Seno Gumira Ajidarma datang ke Pyongyang sebagai juri pengganti untuk Festival Film Internasional Pyongyang ke-8 pada tahun 2002 silam. SGA menggantikan Marselli Sumarno di ajang bernama Festival Film Negara-Negara Non-Blok dan berkembang Lainnya (8th Pyongyang Film Festival of Non-Aligned and Other Developing Countries). Festival ini berlangsung dari tanggal 4 sampai 13 September 2002. Festival ini berlangsung setiap dua tahun sekali, sebagai negara sahabat Indonesia selalu mengirimkan film dan delegasi kesana.

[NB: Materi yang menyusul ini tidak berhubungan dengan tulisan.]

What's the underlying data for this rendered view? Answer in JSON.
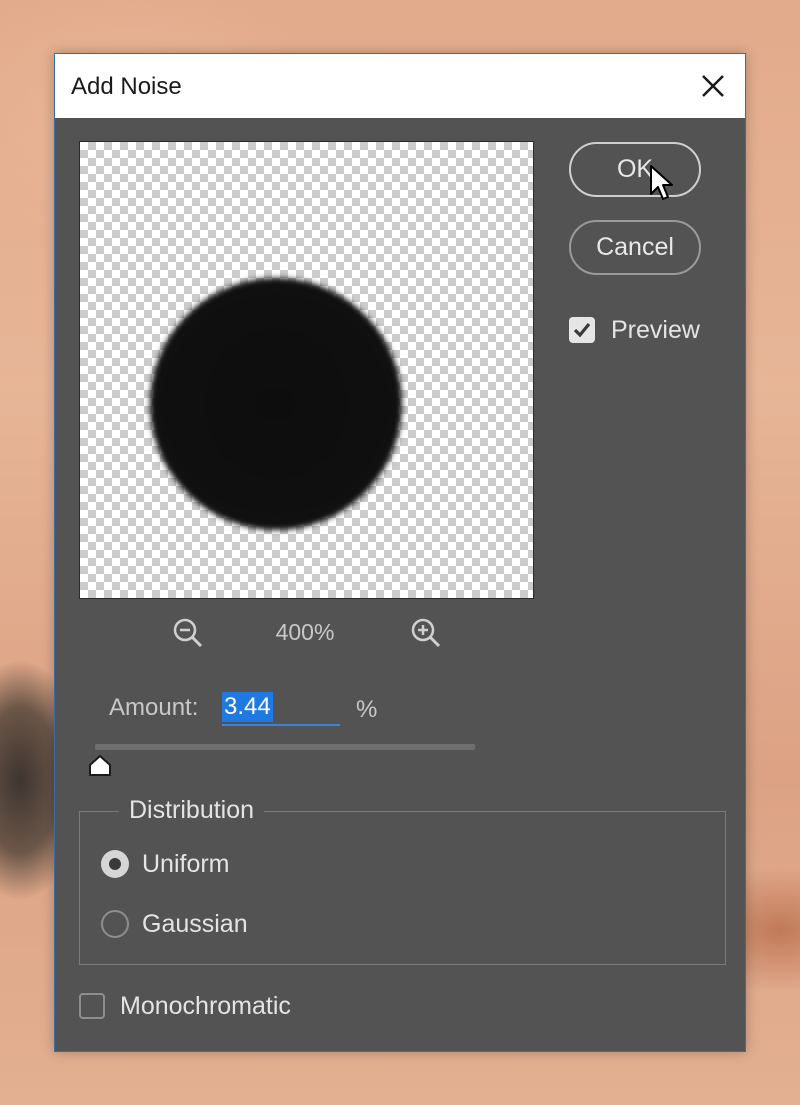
{
  "dialog": {
    "title": "Add Noise",
    "close_icon": "close-icon"
  },
  "preview": {
    "zoom_level": "400%",
    "zoom_out_icon": "zoom-out-icon",
    "zoom_in_icon": "zoom-in-icon"
  },
  "buttons": {
    "ok_label": "OK",
    "cancel_label": "Cancel"
  },
  "preview_toggle": {
    "label": "Preview",
    "checked": true
  },
  "amount": {
    "label": "Amount:",
    "value": "3.44",
    "unit": "%",
    "slider_fraction": 0.0086
  },
  "distribution": {
    "legend": "Distribution",
    "options": [
      {
        "label": "Uniform",
        "selected": true
      },
      {
        "label": "Gaussian",
        "selected": false
      }
    ]
  },
  "monochromatic": {
    "label": "Monochromatic",
    "checked": false
  },
  "colors": {
    "dialog_bg": "#535353",
    "accent": "#1e7ae0"
  }
}
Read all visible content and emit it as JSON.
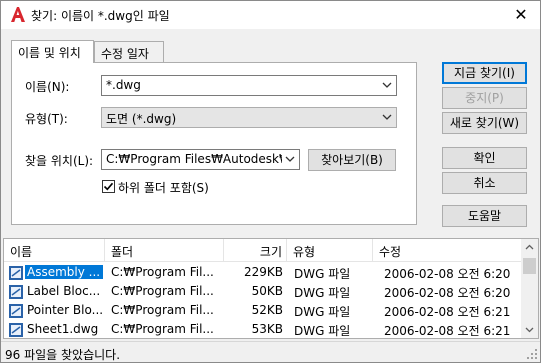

Buku ini tampil dengan desain lansekap, memuat 10 esai dan 1 tulisan pengantar dengan cetakan warna foto hitam putih. Tampilan seperti ini sungguh mengungkap nilai klasik di setiap karya fotonya. Maklum, saat itu belum musim kamera digital. Sehingga, ia yang sudah terlanjur akrab dengan kamera SLR manual Nikon FM-5 berusaha mendapatkan gambar sebanyak mungkin.

Cerita dibalik datangnya SGA ke negeri komunis ortodoks ini semakin menguatkan profil SGA sebagai kritikus film selain karena bukunya yang berjudul "Layar Kata: Menengok 20 Skenario Pemenang Citra, Festival Film Indonesia, 1973-1992" (Yayasan Bentang Budaya, 2000). Pada buku ini, mohon maaf apabila pembaca tidak banyak mendapatkan jejak mata dari film-film yang beradu di festival. SGA memusatkan perhatiannya pada kota Pyongyang itu sendiri. Kota yang jadi ibukota Republik Rakyat Demokratik Korea, negeri komunis ortodoks yang masih tersisa di muka bumi. Untuk tidak menyebutnya sebagai ibukota Korea Utara.

SGA mengamati bermacam-macam perilaku manusia selama 17 hari masa penugasannya. Ia menghasilkan catatan dan jejak mata berupa foto-foto, yang hanya bisa didapatkan dengan menyiasati berbagai larangan. Ia sendiri heran mengapa baru bisa mulai menulis kembali semua kesan yang menempel diingatannya 10 tahun kemudian.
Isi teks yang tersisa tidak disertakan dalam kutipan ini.